【4月13日 AFP】スイス・チューリヒ(Zurich)のビュールレ美術館(Foundation E. G. Bührle Collection)から2008年に盗まれた絵画4点のうち、最後まで見つかっていなかったセザンヌ(Paul Cezanne)の絵画がセルビアで発見された。セルビア当局が12日、首都ベオグラード(Belgrade)で記者会見して明らかにした。

 発見された絵画はセザンヌの「赤いチョッキを着た少年(The Boy in the Red Vest)」(1888-90)。記者会見した検察官によれば、スイス人の専門家による鑑定で本物だと確認された。推定価格は約1億ユーロ(約106億円)。絵画は警察が追っていた容疑者の車の中に隠されていた。

 フランスの後期印象派の画家セザンヌのこの作品は、2008年2月にドガ(Edgar Degas)、ゴッホ(Vincent van Gogh)、モネ(Claude Monet)の作品とともにビュールレ美術館から盗み出された。近代西洋美術史の巨匠4人による作品4点の盗難は当時、ヨーロッパ史上最大の美術品盗難事件とされた。

 セルビアのイビツァ・ダチッチ(Ivica Dacic)内相によれば、警察の組織犯罪対策部は12日夜、容疑者のセルビア人4人を逮捕した。会見では見つかった絵画と、容疑者逮捕の様子を録画したビデオテープが公開された。絵画の傍らには覆面をした警備の警察官が立っていた。

 検察官によれば、2年間にわたる捜査の過程で、この絵画を300万ユーロ(約3億2000万円)で売却する取引計画が浮かび上がった。取引相手もセルビア人とみられ、容疑者らはすでに140万ユーロ(約1億5000万円)を受け取っていたという。

 容疑者らは絵画の引渡し準備中に逮捕された。ダチッチ内相によると、逮捕の際、150万ユーロ(約1億6000万円)と大量の武器や弾薬も押収された。

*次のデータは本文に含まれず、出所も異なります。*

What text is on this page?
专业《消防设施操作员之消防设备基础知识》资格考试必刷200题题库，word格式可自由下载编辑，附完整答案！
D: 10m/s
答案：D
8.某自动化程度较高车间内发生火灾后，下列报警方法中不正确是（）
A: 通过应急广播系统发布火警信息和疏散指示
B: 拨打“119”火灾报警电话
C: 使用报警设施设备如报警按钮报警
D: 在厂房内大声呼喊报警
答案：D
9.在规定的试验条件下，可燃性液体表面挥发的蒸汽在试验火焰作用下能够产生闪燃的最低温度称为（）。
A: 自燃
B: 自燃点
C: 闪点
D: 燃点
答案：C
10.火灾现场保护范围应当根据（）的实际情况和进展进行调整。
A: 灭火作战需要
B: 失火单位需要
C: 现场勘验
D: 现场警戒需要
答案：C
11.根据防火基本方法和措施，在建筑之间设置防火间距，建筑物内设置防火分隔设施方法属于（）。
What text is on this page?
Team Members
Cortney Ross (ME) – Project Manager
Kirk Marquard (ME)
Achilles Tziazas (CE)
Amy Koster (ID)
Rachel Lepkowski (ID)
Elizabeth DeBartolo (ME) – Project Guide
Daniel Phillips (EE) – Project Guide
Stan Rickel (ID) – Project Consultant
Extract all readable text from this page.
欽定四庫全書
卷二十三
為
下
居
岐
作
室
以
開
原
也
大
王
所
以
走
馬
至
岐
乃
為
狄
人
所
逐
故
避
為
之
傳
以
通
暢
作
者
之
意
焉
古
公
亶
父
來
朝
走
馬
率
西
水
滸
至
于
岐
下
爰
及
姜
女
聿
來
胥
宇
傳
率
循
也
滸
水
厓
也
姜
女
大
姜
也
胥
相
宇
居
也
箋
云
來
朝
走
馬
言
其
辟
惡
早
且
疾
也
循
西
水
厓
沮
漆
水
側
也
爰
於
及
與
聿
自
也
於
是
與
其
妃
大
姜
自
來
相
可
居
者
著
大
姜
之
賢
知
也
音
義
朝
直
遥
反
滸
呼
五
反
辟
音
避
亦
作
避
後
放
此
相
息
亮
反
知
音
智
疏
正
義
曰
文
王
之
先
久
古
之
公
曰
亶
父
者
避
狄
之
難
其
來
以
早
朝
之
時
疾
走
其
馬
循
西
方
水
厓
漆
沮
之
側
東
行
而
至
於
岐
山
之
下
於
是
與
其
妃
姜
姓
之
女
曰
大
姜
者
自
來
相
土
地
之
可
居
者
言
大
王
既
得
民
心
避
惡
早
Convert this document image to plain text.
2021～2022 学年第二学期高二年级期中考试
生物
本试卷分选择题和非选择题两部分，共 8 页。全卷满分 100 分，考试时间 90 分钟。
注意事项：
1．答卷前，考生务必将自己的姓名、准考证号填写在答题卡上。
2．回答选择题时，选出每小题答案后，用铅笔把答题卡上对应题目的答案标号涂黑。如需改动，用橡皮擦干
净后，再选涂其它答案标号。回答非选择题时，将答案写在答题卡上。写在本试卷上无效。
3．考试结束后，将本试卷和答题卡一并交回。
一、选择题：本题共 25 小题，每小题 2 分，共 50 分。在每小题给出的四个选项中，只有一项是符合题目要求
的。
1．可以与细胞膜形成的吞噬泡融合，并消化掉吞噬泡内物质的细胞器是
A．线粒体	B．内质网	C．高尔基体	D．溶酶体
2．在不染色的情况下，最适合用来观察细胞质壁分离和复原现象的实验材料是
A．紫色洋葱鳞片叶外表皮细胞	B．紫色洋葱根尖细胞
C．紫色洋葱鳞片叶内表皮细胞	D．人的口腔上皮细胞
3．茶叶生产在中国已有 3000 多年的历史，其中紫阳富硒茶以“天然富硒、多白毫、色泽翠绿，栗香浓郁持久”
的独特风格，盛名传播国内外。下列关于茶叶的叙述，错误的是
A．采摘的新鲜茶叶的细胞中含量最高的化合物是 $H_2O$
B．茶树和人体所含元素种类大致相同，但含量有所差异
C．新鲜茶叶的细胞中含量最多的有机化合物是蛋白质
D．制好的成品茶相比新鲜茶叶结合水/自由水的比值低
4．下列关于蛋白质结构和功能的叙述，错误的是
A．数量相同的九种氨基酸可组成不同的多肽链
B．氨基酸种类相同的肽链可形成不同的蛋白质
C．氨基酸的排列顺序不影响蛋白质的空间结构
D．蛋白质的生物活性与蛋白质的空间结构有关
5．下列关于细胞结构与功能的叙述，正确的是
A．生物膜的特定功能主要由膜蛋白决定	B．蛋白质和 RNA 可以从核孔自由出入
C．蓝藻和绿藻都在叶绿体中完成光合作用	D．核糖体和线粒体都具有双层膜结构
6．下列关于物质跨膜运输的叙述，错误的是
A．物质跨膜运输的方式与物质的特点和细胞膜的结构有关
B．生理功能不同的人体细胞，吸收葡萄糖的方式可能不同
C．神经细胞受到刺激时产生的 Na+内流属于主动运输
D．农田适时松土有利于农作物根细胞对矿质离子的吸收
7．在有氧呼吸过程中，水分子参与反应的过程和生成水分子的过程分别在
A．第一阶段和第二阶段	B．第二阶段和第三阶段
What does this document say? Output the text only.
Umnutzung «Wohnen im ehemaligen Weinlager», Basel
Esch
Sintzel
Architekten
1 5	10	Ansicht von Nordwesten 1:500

 2008年にセザンヌの絵画と同時に盗まれたのは、モネの「ベトゥイユ近辺のひなげし(Poppies near Vetheuil)」(1879)、ドガの「ルピック伯爵と娘たち(Count Lepic and his Daughters)」(1871)、ゴッホの「花咲くマロニエの枝(Chestnut in Bloom)」(1890)の3作品。

 スイス警察の当時の発表では、武装した3人の覆面の男がビュールレ美術館に押し入り、絵画4点を盗み出した。犯行グループはスラブ訛りのドイツ語を話していたという目撃証言もあった。同警察は数日後に、チューリヒ市内の精神病院の駐車場に止めてあった自動車の後部座席からモネとゴッホの作品を発見したと発表した。